As the executive editor for Benchmark Reviews, I don't often get to enjoy the products I test since my project workload receives my full-time concentration. But back in March (2009) Benchmark Reviews celebrated two years on the web and I felt like letting our writing staff take charge while I relax for a low-key break from the action. Since testing computer hardware products is a PC-centric task, I've never wandered very far from what I know. But after writing my editorial Year In Review: 2008 Computer Hardware Industry Failure it seemed wrong not to taste the forbidden fruit... so I purchased a Sony PlayStation 3.

Like most things I do in life, my PS3 acquisition was overdone. I didn't go and just purchase the system with a few games, oh-no. I must shamefully admit that I leapt into the world of console gaming entirely head first. Aside from the PS3 system, which quickly received an Editors Choice Award-winning Solid State Drive upgrade, I also purchased nearly two-dozen games and a Blu-ray remote control.


So what was missing, besides the time needed to enjoy myself? Well, for starters, I had a horde of games and only one controller. Several of the titles were multi-player capable, and more than anything I wanted to beat-up my friends at VirtuaFighter or Tekken. Once that got old, I decided to mix up the genre and challenge them to racing games such as Gran Turismo and Need for Speed. In the end, I discovered that my fighting skill was far superior to my racing skill... and I needed an edge.

Enter the new-and-improved Thrustmaster Run'N'Drive wireless gamepad, SKU 4160527. Now unplugged and built around the 2.4 GHz wireless radio band, this PC/PS2/PS3-compatible controller takes the Sony SIXAXIS to the next level and adds an optical wheel and under-belly triggers. With these very subtle additions to the standard controller, I was able to adjust my game play style and improve my competitive skill without a large driving wheel glaring in front of me (and friends).

About Guillemot Corporation

Guillemot Corporation is a designer and manufacturer of interactive entertainment hardware and accessories for PC and game consoles, offering a wide range of diversified products under the brand names Hercules for video, audio and Wi-Fi products, and Thrustmaster for PC and console accessories.

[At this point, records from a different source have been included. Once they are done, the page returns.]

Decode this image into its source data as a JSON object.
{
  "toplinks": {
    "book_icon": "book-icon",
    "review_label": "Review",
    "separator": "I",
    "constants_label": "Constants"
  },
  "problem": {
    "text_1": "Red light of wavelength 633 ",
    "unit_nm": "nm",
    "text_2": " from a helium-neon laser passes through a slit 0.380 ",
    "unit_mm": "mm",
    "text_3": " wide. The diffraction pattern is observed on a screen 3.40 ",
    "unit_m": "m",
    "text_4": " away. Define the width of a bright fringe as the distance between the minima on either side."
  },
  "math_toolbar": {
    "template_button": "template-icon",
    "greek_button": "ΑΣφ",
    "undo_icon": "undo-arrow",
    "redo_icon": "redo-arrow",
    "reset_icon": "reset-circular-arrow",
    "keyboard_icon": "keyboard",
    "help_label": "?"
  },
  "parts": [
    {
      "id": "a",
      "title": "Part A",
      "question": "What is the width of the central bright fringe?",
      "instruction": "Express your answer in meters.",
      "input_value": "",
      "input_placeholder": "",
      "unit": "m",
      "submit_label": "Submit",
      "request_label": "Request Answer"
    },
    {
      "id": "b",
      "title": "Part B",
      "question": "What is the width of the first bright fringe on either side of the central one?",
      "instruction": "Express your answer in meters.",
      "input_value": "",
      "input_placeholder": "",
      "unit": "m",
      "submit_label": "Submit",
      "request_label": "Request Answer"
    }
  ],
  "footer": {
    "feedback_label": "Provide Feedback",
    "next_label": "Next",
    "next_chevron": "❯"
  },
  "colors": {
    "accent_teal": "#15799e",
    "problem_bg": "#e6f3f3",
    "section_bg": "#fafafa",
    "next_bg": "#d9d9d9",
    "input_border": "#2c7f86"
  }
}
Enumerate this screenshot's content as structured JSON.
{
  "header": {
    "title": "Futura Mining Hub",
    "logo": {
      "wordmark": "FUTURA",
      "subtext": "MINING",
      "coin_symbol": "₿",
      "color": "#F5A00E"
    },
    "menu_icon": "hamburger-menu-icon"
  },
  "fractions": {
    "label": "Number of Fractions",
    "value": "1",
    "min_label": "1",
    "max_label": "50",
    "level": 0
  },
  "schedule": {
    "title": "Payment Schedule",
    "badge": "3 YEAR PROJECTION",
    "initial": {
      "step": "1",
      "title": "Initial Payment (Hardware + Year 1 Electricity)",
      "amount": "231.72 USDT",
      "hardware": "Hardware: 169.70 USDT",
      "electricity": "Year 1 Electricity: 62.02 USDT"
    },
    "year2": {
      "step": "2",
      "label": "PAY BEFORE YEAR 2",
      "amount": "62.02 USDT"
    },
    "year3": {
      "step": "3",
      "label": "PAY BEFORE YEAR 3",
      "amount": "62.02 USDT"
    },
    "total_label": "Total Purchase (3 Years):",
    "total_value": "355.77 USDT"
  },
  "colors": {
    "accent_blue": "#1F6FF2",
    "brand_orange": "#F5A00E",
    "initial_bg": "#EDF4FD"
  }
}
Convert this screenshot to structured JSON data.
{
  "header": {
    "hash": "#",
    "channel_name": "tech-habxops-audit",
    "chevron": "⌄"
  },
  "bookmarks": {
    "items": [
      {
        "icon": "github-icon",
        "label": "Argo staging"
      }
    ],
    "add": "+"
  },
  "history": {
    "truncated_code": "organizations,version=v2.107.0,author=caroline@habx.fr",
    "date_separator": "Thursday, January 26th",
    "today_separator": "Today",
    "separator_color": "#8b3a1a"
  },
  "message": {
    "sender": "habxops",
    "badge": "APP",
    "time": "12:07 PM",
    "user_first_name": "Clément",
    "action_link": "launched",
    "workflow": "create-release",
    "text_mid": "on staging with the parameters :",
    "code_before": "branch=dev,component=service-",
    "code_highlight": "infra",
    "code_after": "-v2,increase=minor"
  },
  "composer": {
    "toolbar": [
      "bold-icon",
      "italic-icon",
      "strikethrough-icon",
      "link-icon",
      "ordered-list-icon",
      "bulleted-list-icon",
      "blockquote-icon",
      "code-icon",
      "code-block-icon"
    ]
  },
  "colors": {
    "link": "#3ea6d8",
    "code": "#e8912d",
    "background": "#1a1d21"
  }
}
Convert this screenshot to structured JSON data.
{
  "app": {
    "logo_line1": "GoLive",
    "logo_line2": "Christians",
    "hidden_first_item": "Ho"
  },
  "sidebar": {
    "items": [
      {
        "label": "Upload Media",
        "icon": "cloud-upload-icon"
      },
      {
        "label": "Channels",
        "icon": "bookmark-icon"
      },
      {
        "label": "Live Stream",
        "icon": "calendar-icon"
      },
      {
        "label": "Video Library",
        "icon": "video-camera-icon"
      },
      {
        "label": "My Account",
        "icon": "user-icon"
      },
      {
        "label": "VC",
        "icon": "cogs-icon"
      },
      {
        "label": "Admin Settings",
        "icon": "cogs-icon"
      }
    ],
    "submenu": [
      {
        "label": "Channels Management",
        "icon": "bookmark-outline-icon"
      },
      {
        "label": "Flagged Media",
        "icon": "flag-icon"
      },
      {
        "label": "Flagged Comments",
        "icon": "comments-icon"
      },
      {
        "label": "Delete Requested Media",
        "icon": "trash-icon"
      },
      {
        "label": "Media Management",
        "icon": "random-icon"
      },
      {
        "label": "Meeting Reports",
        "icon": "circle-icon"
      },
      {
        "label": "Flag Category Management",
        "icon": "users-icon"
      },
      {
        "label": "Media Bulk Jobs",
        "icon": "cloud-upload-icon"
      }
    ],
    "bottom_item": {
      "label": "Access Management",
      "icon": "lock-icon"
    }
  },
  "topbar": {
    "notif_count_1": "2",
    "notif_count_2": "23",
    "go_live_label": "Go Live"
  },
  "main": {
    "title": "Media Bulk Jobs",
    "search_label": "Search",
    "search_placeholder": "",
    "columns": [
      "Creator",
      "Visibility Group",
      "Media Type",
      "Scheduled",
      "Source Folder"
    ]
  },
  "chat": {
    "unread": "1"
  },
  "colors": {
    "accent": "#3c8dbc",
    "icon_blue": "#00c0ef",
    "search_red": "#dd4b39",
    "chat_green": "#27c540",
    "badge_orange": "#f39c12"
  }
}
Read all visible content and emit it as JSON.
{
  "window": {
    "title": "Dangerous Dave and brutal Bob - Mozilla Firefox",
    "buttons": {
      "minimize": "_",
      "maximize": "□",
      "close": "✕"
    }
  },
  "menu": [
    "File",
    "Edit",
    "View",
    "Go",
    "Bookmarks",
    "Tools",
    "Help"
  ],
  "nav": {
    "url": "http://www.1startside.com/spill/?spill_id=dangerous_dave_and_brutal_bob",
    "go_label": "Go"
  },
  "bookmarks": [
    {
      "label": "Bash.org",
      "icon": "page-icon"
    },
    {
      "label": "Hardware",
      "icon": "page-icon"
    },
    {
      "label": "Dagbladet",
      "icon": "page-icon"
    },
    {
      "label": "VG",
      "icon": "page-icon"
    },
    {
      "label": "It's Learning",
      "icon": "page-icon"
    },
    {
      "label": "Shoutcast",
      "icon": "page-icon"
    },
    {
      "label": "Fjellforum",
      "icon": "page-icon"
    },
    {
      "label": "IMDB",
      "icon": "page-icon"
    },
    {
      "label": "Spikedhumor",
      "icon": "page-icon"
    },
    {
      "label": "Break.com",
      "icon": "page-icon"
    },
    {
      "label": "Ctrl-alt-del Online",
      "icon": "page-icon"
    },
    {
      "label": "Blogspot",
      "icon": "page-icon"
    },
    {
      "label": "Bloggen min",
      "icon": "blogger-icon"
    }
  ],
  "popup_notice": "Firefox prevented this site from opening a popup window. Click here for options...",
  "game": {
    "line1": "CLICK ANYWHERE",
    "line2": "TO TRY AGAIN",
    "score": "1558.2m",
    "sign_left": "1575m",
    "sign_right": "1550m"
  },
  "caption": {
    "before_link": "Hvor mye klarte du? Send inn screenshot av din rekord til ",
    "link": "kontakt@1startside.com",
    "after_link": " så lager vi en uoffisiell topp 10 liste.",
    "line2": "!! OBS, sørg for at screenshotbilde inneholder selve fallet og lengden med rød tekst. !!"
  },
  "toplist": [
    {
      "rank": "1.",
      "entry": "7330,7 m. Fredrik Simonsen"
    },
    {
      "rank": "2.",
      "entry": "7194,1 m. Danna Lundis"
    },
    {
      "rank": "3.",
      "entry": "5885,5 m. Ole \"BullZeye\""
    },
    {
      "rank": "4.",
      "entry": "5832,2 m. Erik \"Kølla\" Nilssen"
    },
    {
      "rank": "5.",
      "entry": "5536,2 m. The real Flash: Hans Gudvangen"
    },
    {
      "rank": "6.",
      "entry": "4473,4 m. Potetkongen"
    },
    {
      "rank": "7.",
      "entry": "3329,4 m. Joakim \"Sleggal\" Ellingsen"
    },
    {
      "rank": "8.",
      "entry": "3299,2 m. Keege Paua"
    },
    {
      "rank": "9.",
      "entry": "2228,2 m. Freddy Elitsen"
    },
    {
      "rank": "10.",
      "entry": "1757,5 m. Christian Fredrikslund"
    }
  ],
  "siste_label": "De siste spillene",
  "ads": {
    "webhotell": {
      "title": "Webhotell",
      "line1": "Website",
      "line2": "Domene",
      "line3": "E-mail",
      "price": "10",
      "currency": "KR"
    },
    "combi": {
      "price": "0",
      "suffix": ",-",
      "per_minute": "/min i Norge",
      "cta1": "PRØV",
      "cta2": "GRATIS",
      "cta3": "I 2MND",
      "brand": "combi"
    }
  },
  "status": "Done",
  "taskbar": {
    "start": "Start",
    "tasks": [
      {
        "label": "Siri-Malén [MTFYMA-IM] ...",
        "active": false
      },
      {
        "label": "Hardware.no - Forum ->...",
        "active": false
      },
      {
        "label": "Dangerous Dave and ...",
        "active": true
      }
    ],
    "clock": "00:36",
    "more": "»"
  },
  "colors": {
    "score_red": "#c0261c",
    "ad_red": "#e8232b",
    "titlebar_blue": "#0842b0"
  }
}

Active in this market since 1984, the Guillemot Corporation Group is currently present in 10 countries including Germany, France, the UK, the United States, Canada and Italy, and distributes its products across more than twenty countries worldwide. The Group's mission is to provide innovative, high-quality products which increase the performance and fun experienced by gamers and music lovers.



# DetectionMirage 2013-02-05 10:27
I have gone through 3 of these in the past 3 years, I even tried a wired one, but it was constructed as nicely as the wireless one. The problem I keep having is the notorious drifting and stuck buttons. Typically the Controller will have a burst of working well after about 25 minutes of playing with it. The problem becomes when you first turn it on it drifts, you will walk forward or aim up and down with out pressing the analog. Also sometimes it keeps pressing a button by it self (i.e presses X when X has not been pressed). This may be the fault of batteries or calibration, but it certainly does not detect as when as a sony controller. I really enjoy the underside buttons, they are great for aiming (zooming) and crouching. If the can improve the response of the controller, that would be better. Maybe if the did have 2 AA, it might upgrade the signal.